Fulano, realmente não vale a pena dar nome aos bois nesse episódio, chefiou uma reunião secreta em janeiro de 1942 em seu país de origem, Alemanha. Vários representantes da entre aspas sociedade estavam presentes e Fulano, nesta reunião, participou que já estava em andamento o plano para exterminar certa parcela da população civil dentro de suas fronteiras. Houve um ou dois protestos, mas era inútil. Finda a guerra, em 1945, boa parte dos presentes partiu para o outro mundo. Outra parte considerável viveu até a década de 80. Quanto a Fulano, conseguiu escapar, mudar de identidade e habitar noutro país. Foi capturado no início dos anos 60, levado a julgamento e enforcado. Imagine o sonho dele. Cerca de 20 anos antes as pessoas que ele perseguia sequer tinham uma pátria. Imagine-o velho, atônito, com trilhões de fantasmas ao seu redor, vendo uma nação nascer e montar um serviço secreto extremamente eficiente, que em última análise deve ter bradado: não deixaremos esse canalha impune.

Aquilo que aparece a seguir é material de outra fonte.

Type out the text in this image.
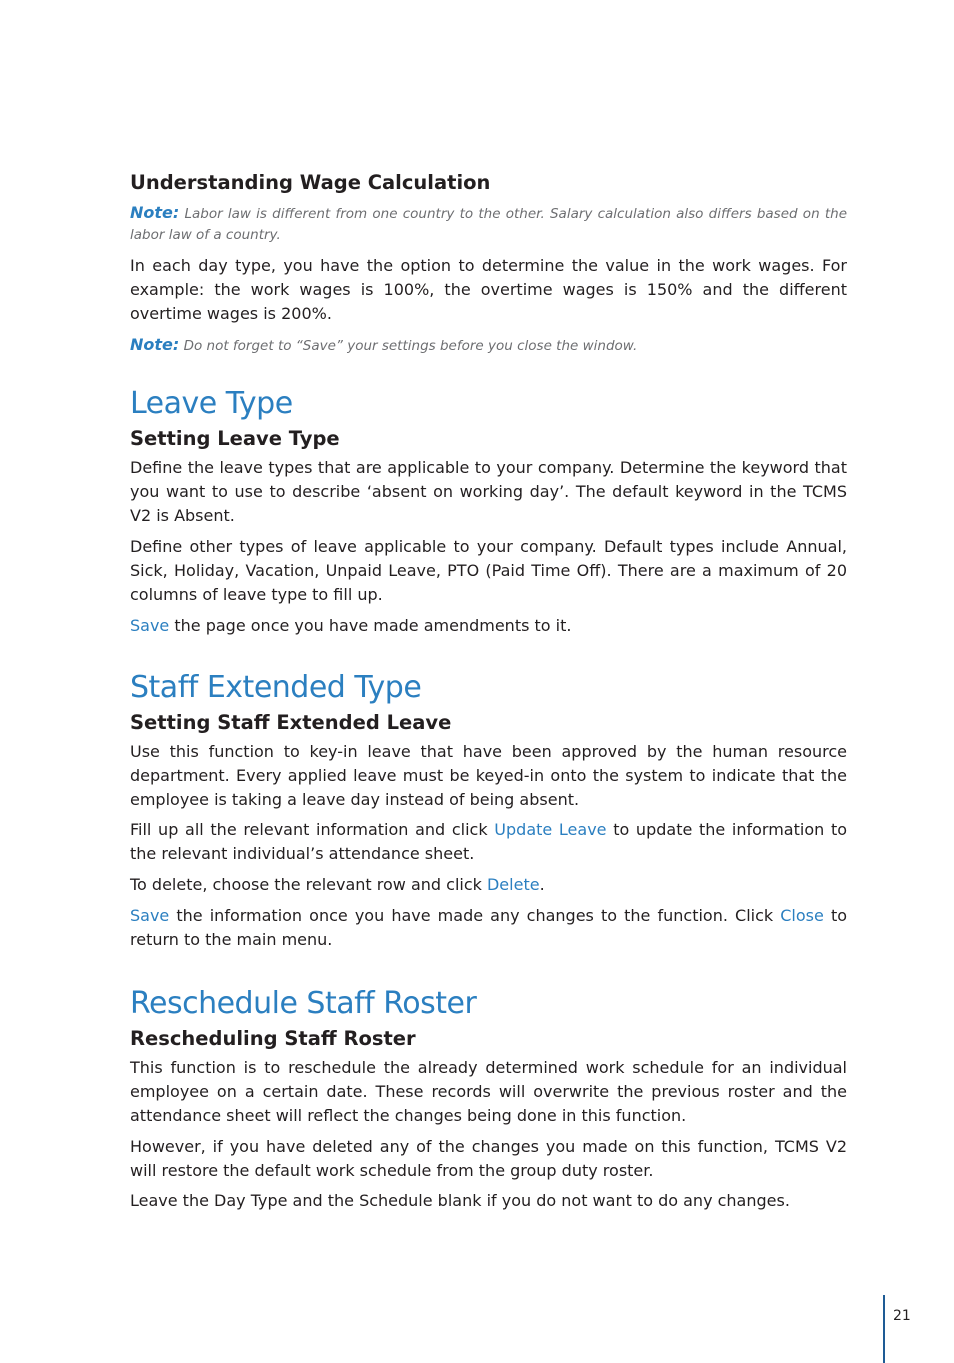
Understanding Wage Calculation

Note: Labor law is different from one country to the other. Salary calculation also differs based on the labor law of a country.

In each day type, you have the option to determine the value in the work wages. For example: the work wages is 100%, the overtime wages is 150% and the different overtime wages is 200%.

Note: Do not forget to “Save” your settings before you close the window.

Leave Type
Setting Leave Type

Define the leave types that are applicable to your company. Determine the keyword that you want to use to describe ‘absent on working day’. The default keyword in the TCMS V2 is Absent.

Define other types of leave applicable to your company. Default types include Annual, Sick, Holiday, Vacation, Unpaid Leave, PTO (Paid Time Off). There are a maximum of 20 columns of leave type to fill up.

Save the page once you have made amendments to it.

Staff Extended Type
Setting Staff Extended Leave

Use this function to key-in leave that have been approved by the human resource department. Every applied leave must be keyed-in onto the system to indicate that the employee is taking a leave day instead of being absent.

Fill up all the relevant information and click Update Leave to update the information to the relevant individual’s attendance sheet.

To delete, choose the relevant row and click Delete.

Save the information once you have made any changes to the function. Click Close to return to the main menu.

Reschedule Staff Roster
Rescheduling Staff Roster

This function is to reschedule the already determined work schedule for an individual employee on a certain date. These records will overwrite the previous roster and the attendance sheet will reflect the changes being done in this function.

However, if you have deleted any of the changes you made on this function, TCMS V2 will restore the default work schedule from the group duty roster.

Leave the Day Type and the Schedule blank if you do not want to do any changes.

21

Certos sonhos carecem de pouca interpretação. Ou não.

Isaías, o profeta, sonhou um montão, digamos assim.

Tudo é sonho na Rede Galáctica de Comunicação.

O primeiro mártir do cristianismo – que ousou sonhar em voz alta - teve entre seus apedrejadores master Saulo, que estava noutra vibe e depois foi desperto.

A imensurável Rede Galáctica de Comunicação funciona através de cada membro que transcende do Eu Sou para o Nós Somos.

Até que ponto o sonho dos outros afeta o nosso?

Outro dia, a Organização das Nações Unidas divulgou o IDH 2013 – uma medida comparativa do bem estar da população dos diversos países do mundo, especialmente o bem estar infantil. O Brasil, a sexta maior economia do mundo, ficou na curiosa 85a posição, atrás de Chile, Argentina, Uruguai, Venezuela, Peru e de tantos outros países.
Ainda há muito que sonhar por aí...

Vale a pena visitar a história recente de um político que, num discurso de campanha para uma platéia minguada, foi confrontado por não ter deixado passar uma emenda cujo resultado baixou em 10 centavos o litro do leite. Os produtores reclamaram. Ele disse que uma em cada 5 crianças em seu país estava depauperada. E que não se importava se perdesse votos por isso. Cada um deve fazer a sua parte. Política não se trata de vencer por vencer. É necessário colocar idéias para funcionar em prol do público. O termo servidor público não está sujeito a interpretações sutis. Pelo contrário, é auto explicativo.

A história desse político está no sonho de um autor.

Existem muitas outras, de pessoas que conseguem abraçar o estágio do Eu Sou para em seguida atuar no Nós Somos. Bom exemplo é a trajetória do advogado corporativo R. L., que numa rotineira reunião para garantir a aquisição segura a um grande cliente, alerta que os petroleiros em negociação são decadentes, de casco único, com mais de 20 anos de uso e que certamente vão bater nalguma coisa e furar. R.L. clama por navios seguros, com calado G3, monitoramento EM-5000 e lastro eletropneumático recomendado. Ele foi excluído sem drama da transação, pois em seu caminho já havia outra porta aberta e em sua mente a indagação – o que estou fazendo com a minha vida?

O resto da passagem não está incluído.